Namun ketika sampai di rumah, ia tak kuasa memberitahu keperluannya kepada sang Ibu sehingga terpaksa kembali ke Samarinda dengan kondisi ‘kantong kosong’.
“Begitulah sulitnya zaman kuliah dulu. Padahal hanya sisa ongkos tiket bis di tangan, tapi karena melihat kondisi ekonomi orangtua saat itu sangat terbatas, Ibu saya sempat tanya, Yan ada uang apa nggak, ya saya spontan jawab masih ada,” cerita Sufyan.
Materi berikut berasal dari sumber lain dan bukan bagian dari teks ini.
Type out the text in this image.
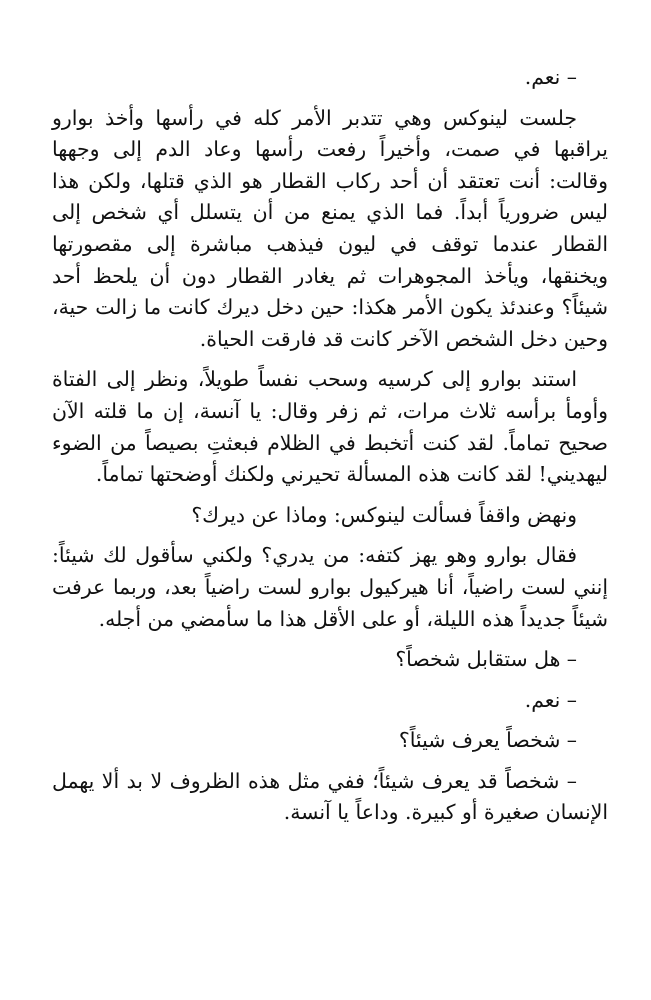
– نعم.

جلست لينوكس وهي تتدبر الأمر كله في رأسها وأخذ بوارو يراقبها في صمت، وأخيراً رفعت رأسها وعاد الدم إلى وجهها وقالت: أنت تعتقد أن أحد ركاب القطار هو الذي قتلها، ولكن هذا ليس ضرورياً أبداً. فما الذي يمنع من أن يتسلل أي شخص إلى القطار عندما توقف في ليون فيذهب مباشرة إلى مقصورتها ويخنقها، ويأخذ المجوهرات ثم يغادر القطار دون أن يلحظ أحد شيئاً؟ وعندئذ يكون الأمر هكذا: حين دخل ديرك كانت ما زالت حية، وحين دخل الشخص الآخر كانت قد فارقت الحياة.

استند بوارو إلى كرسيه وسحب نفساً طويلاً، ونظر إلى الفتاة وأومأ برأسه ثلاث مرات، ثم زفر وقال: يا آنسة، إن ما قلته الآن صحيح تماماً. لقد كنت أتخبط في الظلام فبعثتِ بصيصاً من الضوء ليهديني! لقد كانت هذه المسألة تحيرني ولكنك أوضحتها تماماً.

ونهض واقفاً فسألت لينوكس: وماذا عن ديرك؟

فقال بوارو وهو يهز كتفه: من يدري؟ ولكني سأقول لك شيئاً: إنني لست راضياً، أنا هيركيول بوارو لست راضياً بعد، وربما عرفت شيئاً جديداً هذه الليلة، أو على الأقل هذا ما سأمضي من أجله.

– هل ستقابل شخصاً؟

– نعم.

– شخصاً يعرف شيئاً؟

– شخصاً قد يعرف شيئاً؛ ففي مثل هذه الظروف لا بد ألا يهمل الإنسان صغيرة أو كبيرة. وداعاً يا آنسة.
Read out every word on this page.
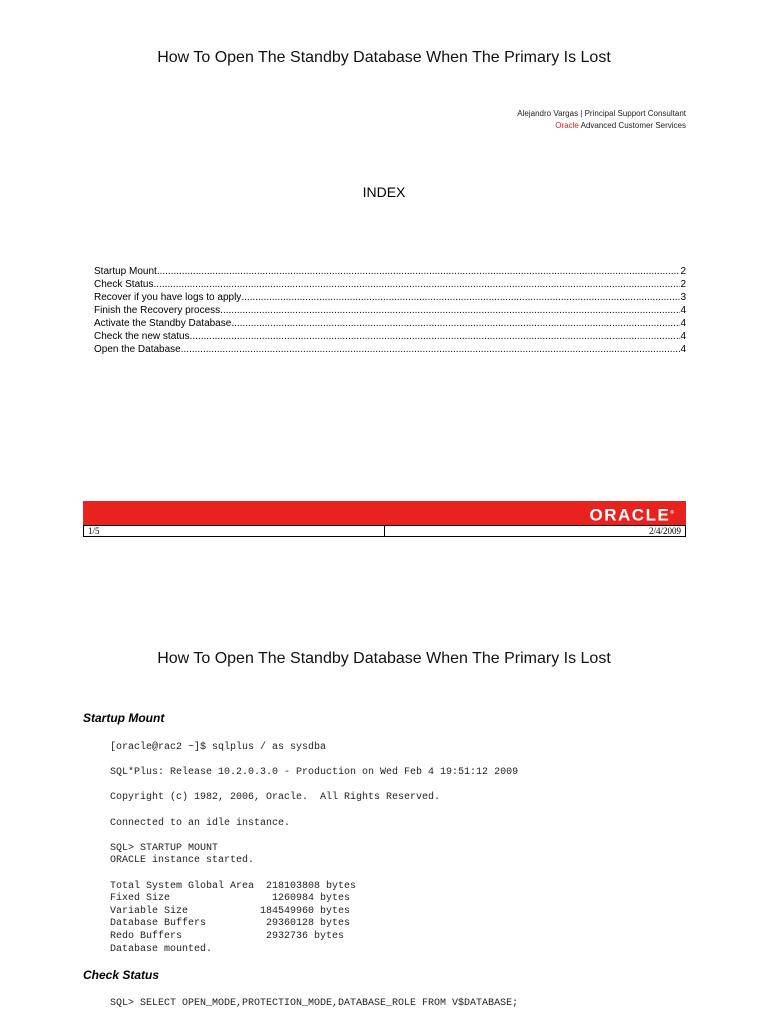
How To Open The Standby Database When The Primary Is Lost
Alejandro Vargas | Principal Support Consultant
Oracle Advanced Customer Services
INDEX
Startup Mount .....	2
Check Status .....	2
Recover if you have logs to apply .....	3
Finish the Recovery process .....	4
Activate the Standby Database .....	4
Check the new status .....	4
Open the Database .....	4
ORACLE®
1/5	2/4/2009
How To Open The Standby Database When The Primary Is Lost
Startup Mount
[oracle@rac2 ~]$ sqlplus / as sysdba

SQL*Plus: Release 10.2.0.3.0 - Production on Wed Feb 4 19:51:12 2009

Copyright (c) 1982, 2006, Oracle.  All Rights Reserved.

Connected to an idle instance.

SQL> STARTUP MOUNT
ORACLE instance started.

Total System Global Area  218103808 bytes
Fixed Size                 1260984 bytes
Variable Size            184549960 bytes
Database Buffers          29360128 bytes
Redo Buffers              2932736 bytes
Database mounted.
Check Status
SQL> SELECT OPEN_MODE,PROTECTION_MODE,DATABASE_ROLE FROM V$DATABASE;
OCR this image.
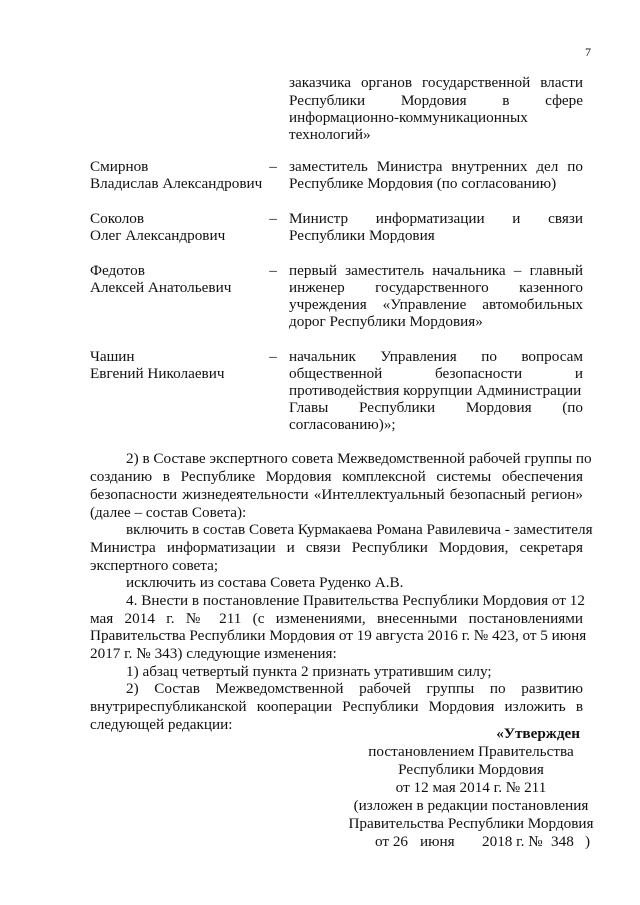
7
заказчика органов государственной власти
Республики Мордовия в сфере
информационно-коммуникационных
технологий»
Смирнов
Владислав Александрович
– заместитель Министра внутренних дел по
Республике Мордовия (по согласованию)
Соколов
Олег Александрович
– Министр информатизации и связи
Республики Мордовия
Федотов
Алексей Анатольевич
– первый заместитель начальника – главный
инженер государственного казенного
учреждения «Управление автомобильных
дорог Республики Мордовия»
Чашин
Евгений Николаевич
– начальник Управления по вопросам
общественной безопасности и
противодействия коррупции Администрации
Главы Республики Мордовия (по
согласованию)»;
2) в Составе экспертного совета Межведомственной рабочей группы по
созданию в Республике Мордовия комплексной системы обеспечения
безопасности жизнедеятельности «Интеллектуальный безопасный регион»
(далее – состав Совета):
включить в состав Совета Курмакаева Романа Равилевича - заместителя
Министра информатизации и связи Республики Мордовия, секретаря
экспертного совета;
исключить из состава Совета Руденко А.В.
4. Внести в постановление Правительства Республики Мордовия от 12
мая 2014 г. № 211 (с изменениями, внесенными постановлениями
Правительства Республики Мордовия от 19 августа 2016 г. № 423, от 5 июня
2017 г. № 343) следующие изменения:
1) абзац четвертый пункта 2 признать утратившим силу;
2) Состав Межведомственной рабочей группы по развитию
внутриреспубликанской кооперации Республики Мордовия изложить в
следующей редакции:
«Утвержден
постановлением Правительства
Республики Мордовия
от 12 мая 2014 г. № 211
(изложен в редакции постановления
Правительства Республики Мордовия
от 26 июня 2018 г. № 348 )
Masih di masa kuliah. Sufyan tercatat sebagai aktivis pergerakan Mahasiswa. Ia pernah tergabung organisasi ekstra kampus Pergerakan Mahasiswa Islam Indonesia (PMII), juga kelompok aktivis mahasiswa bernama Forum Aksi Kota Samarinda (FAKSI). Di tahun 2006/2007, Sufyan terpilih sebagai Wakil Presiden (Wapres) Badan Eksekutif Mahasiswa (BEM) FH Unmul.
Sederet pengalaman berorganisasi itu membuka kesadarannya tentang apa-apa yang menjadi persoalan masyarakat dan bagaimana mengatasinya. Buah pemikiran yang lahir masa itu mendasari perjuangan ideologis Sufyan di panggung politik hingga sekarang.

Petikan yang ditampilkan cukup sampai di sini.